I’m scheduled to give a short lecture to 150 people, so I spent a recent afternoon working on my slides. After the time I spent doing research, I’m left wondering how in the world people got information in the days before Google.
Here is some of the data I collected in about an hour:
- US life expectancy in 1950 and 2009
- schematic overview of the drug development process, with average length and cost of each step
- the names of every single drug approved by the FDA (over 100 of them!) in January 2009
- the names of every single drug approved by the FDA in 1950 (who knew 1950 was the year of percodan and penicillin?)
- several highly entertaining political cartoons
- quotes on drug discovery from FDA committee chairs, pharma reps, physicians, patients…everyone except the family dog
- op-eds from the pharmacology and public policy literature debating drug prices and their implications for American health care
- a 100-page document on pharmaceutical development from the Congressional Budget Office
- the current weather in Chicago, including radar forecasts (too much heavy reading required a break)
I found more information than I can fit into a single presentation. In the absence of the internet and a search engine, how would one even go about investigating congressional publications or lists of approved FDA drugs? That information wouldn’t be in an encyclopedia, and from my vague memories of the library card catalog as a child, I don’t think there would be a search phrase there either. That information likely would not have been publicly accessible just a few years ago. Even if the data could be found in a specialized library somewhere, I would not have been looking it up from the comfort of my papasan chair. There is a vast amount of junk on the internet, but amid the celebrity tweeting and Facebook frenzy, there is information that has had a profound influence on what we read.
I shudder at the stories about the old days of Index Medicus from some of my science mentors. By the time I was done with my thesis, it had over 250 references, and I didn’t have to go to the library to photocopy a single journal article. Instead, with a few clicks of a mouse, I found each reference on the National Library of Medicine’s Pubmed database and then downloaded a copy to my Endnote library. This unfettered access to information has led to an explosion of research advances within the scientific arena and the translation of scientific and technological ideas to the public. The abundance of science and health blogs maintained by major media outlets testifies to public interest in these subjects and the accessibility of information that was once dominated by career academics. (Gina Kolata’s science column in the New York Times often makes their list of their ten most emailed articles.)

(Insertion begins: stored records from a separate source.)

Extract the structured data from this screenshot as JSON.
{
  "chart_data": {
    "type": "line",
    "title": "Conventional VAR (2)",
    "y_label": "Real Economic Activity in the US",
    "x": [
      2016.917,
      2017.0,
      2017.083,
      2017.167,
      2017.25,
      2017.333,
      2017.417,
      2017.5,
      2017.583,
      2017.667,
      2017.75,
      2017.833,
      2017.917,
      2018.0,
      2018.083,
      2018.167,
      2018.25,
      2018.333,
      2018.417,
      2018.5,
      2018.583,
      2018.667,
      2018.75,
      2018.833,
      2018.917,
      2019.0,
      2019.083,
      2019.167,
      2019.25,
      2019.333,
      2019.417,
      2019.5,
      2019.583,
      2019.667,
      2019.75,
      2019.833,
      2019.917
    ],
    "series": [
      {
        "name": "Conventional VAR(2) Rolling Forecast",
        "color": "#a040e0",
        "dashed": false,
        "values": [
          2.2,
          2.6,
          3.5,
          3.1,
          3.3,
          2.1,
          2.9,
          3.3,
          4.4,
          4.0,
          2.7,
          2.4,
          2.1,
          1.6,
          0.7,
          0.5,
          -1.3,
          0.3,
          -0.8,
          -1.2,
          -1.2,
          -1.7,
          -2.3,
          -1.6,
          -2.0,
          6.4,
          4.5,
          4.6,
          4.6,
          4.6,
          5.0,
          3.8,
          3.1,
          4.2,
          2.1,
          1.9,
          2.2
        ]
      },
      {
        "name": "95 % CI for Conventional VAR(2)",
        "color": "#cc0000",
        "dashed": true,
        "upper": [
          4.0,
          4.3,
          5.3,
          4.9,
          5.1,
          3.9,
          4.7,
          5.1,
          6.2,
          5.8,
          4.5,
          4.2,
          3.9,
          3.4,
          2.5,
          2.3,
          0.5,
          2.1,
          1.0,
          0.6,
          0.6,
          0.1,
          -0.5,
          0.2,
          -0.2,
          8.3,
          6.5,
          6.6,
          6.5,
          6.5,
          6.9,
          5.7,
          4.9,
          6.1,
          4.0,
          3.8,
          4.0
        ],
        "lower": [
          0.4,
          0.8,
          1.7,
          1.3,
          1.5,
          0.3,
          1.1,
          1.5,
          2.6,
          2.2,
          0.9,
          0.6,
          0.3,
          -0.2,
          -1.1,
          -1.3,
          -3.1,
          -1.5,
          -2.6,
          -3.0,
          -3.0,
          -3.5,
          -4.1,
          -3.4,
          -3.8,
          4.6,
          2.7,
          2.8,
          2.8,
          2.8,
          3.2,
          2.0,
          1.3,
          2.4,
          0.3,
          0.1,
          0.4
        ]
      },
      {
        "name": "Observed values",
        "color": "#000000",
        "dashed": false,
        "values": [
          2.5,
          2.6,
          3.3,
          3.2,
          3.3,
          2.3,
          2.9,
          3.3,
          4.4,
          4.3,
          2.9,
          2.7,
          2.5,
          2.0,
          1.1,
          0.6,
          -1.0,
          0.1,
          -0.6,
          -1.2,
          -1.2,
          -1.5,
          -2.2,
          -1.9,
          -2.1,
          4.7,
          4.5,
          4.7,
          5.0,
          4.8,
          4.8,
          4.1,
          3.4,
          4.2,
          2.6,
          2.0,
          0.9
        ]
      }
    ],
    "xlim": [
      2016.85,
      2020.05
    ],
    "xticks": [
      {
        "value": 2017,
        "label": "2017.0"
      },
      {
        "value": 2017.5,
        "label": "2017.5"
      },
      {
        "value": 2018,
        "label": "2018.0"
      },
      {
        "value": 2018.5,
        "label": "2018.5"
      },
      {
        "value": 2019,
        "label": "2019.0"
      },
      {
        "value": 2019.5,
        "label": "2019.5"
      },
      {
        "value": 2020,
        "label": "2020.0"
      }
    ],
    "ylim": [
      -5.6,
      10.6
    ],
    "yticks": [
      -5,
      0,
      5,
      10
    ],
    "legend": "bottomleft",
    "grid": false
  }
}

I can’t help but wonder how much the internet has expanded the scope of our literary horizons, even in the realm of fiction. The grand aphorism of the craft of writing is to write what you know; to what extent do the endless details available online supplement personal knowledge? Memories of a person, a place, a story will fade or change over time, and writing realistic fiction requires accurate details. Can research that would once have been done on location now find a virtual substitute, and, in the process, help aspiring novelists finish their work? And once a novel is published, does the thriving business of used books for sale online—think Amazon or Half.com—allow more people to add to their personal libraries in a way that would have been unthinkable at $29.95 new hardcover prices?

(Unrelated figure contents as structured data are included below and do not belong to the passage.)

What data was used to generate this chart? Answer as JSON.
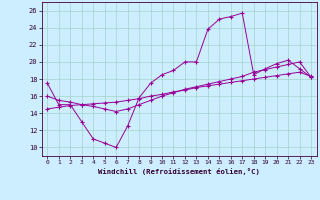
{
  "xlabel": "Windchill (Refroidissement éolien,°C)",
  "bg_color": "#cceeff",
  "line_color": "#990099",
  "xlim": [
    -0.5,
    23.5
  ],
  "ylim": [
    9,
    27
  ],
  "yticks": [
    10,
    12,
    14,
    16,
    18,
    20,
    22,
    24,
    26
  ],
  "xticks": [
    0,
    1,
    2,
    3,
    4,
    5,
    6,
    7,
    8,
    9,
    10,
    11,
    12,
    13,
    14,
    15,
    16,
    17,
    18,
    19,
    20,
    21,
    22,
    23
  ],
  "line1_x": [
    0,
    1,
    2,
    3,
    4,
    5,
    6,
    7,
    8,
    9,
    10,
    11,
    12,
    13,
    14,
    15,
    16,
    17,
    18,
    19,
    20,
    21,
    22,
    23
  ],
  "line1_y": [
    17.5,
    15.0,
    15.0,
    13.0,
    11.0,
    10.5,
    10.0,
    12.5,
    15.8,
    17.5,
    18.5,
    19.0,
    20.0,
    20.0,
    23.8,
    25.0,
    25.3,
    25.7,
    18.5,
    19.2,
    19.8,
    20.2,
    19.2,
    18.2
  ],
  "line2_x": [
    0,
    1,
    2,
    3,
    4,
    5,
    6,
    7,
    8,
    9,
    10,
    11,
    12,
    13,
    14,
    15,
    16,
    17,
    18,
    19,
    20,
    21,
    22,
    23
  ],
  "line2_y": [
    16.0,
    15.5,
    15.3,
    15.0,
    14.8,
    14.5,
    14.2,
    14.5,
    15.0,
    15.5,
    16.0,
    16.4,
    16.8,
    17.1,
    17.4,
    17.7,
    18.0,
    18.3,
    18.8,
    19.1,
    19.4,
    19.7,
    20.0,
    18.2
  ],
  "line3_x": [
    0,
    1,
    2,
    3,
    4,
    5,
    6,
    7,
    8,
    9,
    10,
    11,
    12,
    13,
    14,
    15,
    16,
    17,
    18,
    19,
    20,
    21,
    22,
    23
  ],
  "line3_y": [
    14.5,
    14.7,
    14.9,
    15.0,
    15.1,
    15.2,
    15.3,
    15.5,
    15.7,
    16.0,
    16.2,
    16.5,
    16.7,
    17.0,
    17.2,
    17.4,
    17.6,
    17.8,
    18.0,
    18.2,
    18.4,
    18.6,
    18.8,
    18.3
  ]
}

There is one significant downside to our information smorgasbord. The current publishing trend is towards fewer books being published each year. Library bookshelves no longer carry as many titles as they used to. Some of the most robust genres of the past—memoir, travel writing, literary biography—are no longer leading sales for publishers or book retailers. Competition from internet may well have something to do with this. In that sense, the internet is probably good and bad for the world of writers, readers, and those who like to do a bit of both. It gives all of us access to more knowledge than any generation which has come before and, for that, whatever its impact on publishing, I can only conclude that’s for the best.